Step 2: GPU & Hardware Detection

Add the _get_gpu_info() helper method and the full get_hardware_info() tool with GPU object, NPU object, and OS field. This makes the agent interactive—you can now query it about system specs!

Implementation

First, update the imports at the top of the file:
from typing import Any, Dict

from gaia import Agent, tool
from gaia.llm.lemonade_client import LemonadeClient
Add the _get_gpu_info() helper after the _get_system_prompt() method:
def _get_gpu_info(self) -> Dict[str, Any]:
    """Detect GPU using OS-native commands."""
    import platform
    import subprocess

    system = platform.system()

    try:
        if system == "Windows":
            # Use PowerShell Get-WmiObject (wmic is deprecated on Windows 11)
            ps_command = (
                "Get-WmiObject Win32_VideoController | "
                "Select-Object Name,AdapterRAM | "
                "ConvertTo-Csv -NoTypeInformation"
            )
            result = subprocess.run(
                ["powershell", "-Command", ps_command],
                capture_output=True,
                text=True,
                timeout=5,
            )
            if result.returncode == 0:
                lines = [
                    l.strip()
                    for l in result.stdout.strip().split("\n")
                    if l.strip()
                ]
                # CSV format: "Name","AdapterRAM"
                for line in lines[1:]:  # Skip header
                    # Remove quotes and split
                    line = line.replace('"', "")
                    parts = line.split(",")
                    if len(parts) >= 2:
                        try:
                            name = parts[0].strip()
                            adapter_ram = (
                                int(parts[1]) if parts[1].strip().isdigit() else 0
                            )
                            if name and len(name) > 0:
                                return {
                                    "name": name,
                                    "memory_mb": (
                                        adapter_ram // (1024 * 1024)
                                        if adapter_ram > 0
                                        else 0
                                    ),
                                }
                        except (ValueError, IndexError):
                            continue

        elif system == "Linux":
            # Use lspci to find VGA devices
            result = subprocess.run(
                ["lspci"], capture_output=True, text=True, timeout=5
            )
            if result.returncode == 0:
                for line in result.stdout.split("\n"):
                    if "VGA compatible controller" in line:
                        # Extract GPU name after the colon
                        parts = line.split(":", 2)
                        if len(parts) >= 3:
                            return {
                                "name": parts[2].strip(),
                                "memory_mb": 0,  # Memory not available via lspci
                            }

    except Exception as e:
        # Debug output
        print(f"GPU detection error: {e}")

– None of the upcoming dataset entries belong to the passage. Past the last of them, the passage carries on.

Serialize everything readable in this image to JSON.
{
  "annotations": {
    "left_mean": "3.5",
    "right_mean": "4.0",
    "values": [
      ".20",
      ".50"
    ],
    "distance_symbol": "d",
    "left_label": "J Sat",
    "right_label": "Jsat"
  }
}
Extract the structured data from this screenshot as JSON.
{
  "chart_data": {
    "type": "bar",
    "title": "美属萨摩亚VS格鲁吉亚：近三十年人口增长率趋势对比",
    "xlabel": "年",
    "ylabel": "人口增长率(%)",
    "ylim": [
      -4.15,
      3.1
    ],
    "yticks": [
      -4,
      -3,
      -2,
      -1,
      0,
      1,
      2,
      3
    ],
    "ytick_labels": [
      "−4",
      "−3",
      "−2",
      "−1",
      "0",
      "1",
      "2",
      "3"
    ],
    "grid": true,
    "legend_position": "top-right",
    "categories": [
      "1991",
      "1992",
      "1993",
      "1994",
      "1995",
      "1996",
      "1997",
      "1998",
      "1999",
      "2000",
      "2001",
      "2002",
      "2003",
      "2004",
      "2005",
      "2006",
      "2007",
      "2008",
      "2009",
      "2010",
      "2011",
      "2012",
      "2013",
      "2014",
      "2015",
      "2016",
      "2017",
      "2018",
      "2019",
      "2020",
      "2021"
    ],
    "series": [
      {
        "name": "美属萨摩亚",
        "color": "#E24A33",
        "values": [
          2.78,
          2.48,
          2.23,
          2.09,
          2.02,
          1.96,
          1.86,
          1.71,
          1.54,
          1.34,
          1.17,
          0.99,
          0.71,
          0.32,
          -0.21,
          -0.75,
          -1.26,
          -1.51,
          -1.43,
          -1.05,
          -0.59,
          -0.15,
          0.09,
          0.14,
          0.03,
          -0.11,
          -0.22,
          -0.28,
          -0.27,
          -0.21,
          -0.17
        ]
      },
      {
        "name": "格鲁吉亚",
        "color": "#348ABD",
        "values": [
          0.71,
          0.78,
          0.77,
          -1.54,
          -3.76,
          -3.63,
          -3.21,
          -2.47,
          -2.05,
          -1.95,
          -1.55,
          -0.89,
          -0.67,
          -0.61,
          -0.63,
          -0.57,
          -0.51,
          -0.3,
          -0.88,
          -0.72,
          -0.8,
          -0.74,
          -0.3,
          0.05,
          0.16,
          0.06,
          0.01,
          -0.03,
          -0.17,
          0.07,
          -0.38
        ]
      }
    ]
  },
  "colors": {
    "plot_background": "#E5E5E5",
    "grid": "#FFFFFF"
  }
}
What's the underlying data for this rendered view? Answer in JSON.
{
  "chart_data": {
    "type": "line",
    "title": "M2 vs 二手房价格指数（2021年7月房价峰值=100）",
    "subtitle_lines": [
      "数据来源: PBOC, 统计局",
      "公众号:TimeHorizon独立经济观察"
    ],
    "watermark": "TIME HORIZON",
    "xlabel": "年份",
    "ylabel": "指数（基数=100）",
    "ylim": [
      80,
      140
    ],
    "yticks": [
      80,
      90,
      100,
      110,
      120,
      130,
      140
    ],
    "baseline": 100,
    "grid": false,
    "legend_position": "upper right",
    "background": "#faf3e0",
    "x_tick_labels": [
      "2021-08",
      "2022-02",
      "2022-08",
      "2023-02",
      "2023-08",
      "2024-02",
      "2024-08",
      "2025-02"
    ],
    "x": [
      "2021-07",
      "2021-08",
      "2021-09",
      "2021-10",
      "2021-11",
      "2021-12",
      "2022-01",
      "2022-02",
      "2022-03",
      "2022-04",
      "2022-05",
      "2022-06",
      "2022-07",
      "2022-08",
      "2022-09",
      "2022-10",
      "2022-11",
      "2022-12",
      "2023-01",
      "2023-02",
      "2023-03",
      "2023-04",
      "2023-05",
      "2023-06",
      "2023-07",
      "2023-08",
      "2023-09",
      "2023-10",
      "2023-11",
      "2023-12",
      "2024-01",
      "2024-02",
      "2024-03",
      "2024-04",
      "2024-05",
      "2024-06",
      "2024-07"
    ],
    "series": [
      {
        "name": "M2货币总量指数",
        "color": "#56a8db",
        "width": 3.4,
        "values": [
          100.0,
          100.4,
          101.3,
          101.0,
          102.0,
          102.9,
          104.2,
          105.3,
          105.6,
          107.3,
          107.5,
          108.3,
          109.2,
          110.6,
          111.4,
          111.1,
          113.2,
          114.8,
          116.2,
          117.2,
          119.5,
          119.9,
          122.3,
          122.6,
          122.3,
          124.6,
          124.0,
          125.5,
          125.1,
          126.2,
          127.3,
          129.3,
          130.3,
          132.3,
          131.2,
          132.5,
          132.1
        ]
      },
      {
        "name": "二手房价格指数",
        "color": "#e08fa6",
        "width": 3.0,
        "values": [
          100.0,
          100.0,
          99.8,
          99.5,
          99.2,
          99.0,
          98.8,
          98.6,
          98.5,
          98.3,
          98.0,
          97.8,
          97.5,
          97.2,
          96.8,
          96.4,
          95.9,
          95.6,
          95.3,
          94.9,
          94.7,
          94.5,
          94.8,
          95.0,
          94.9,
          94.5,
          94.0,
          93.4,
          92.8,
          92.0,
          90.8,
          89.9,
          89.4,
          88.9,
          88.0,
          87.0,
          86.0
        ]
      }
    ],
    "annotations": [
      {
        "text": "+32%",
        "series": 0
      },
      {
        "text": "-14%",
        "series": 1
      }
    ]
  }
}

    return {"name": "Not detected", "memory_mb": 0}
Replace the _register_tools() method with:
def _register_tools(self):
    client = self.client
    agent = self

    @tool
    def get_hardware_info() -> Dict[str, Any]:
        """Get detailed system hardware information including RAM, GPU, and NPU."""
        try:
            # Use Lemonade Server's system info API for basic info
            info = client.get_system_info()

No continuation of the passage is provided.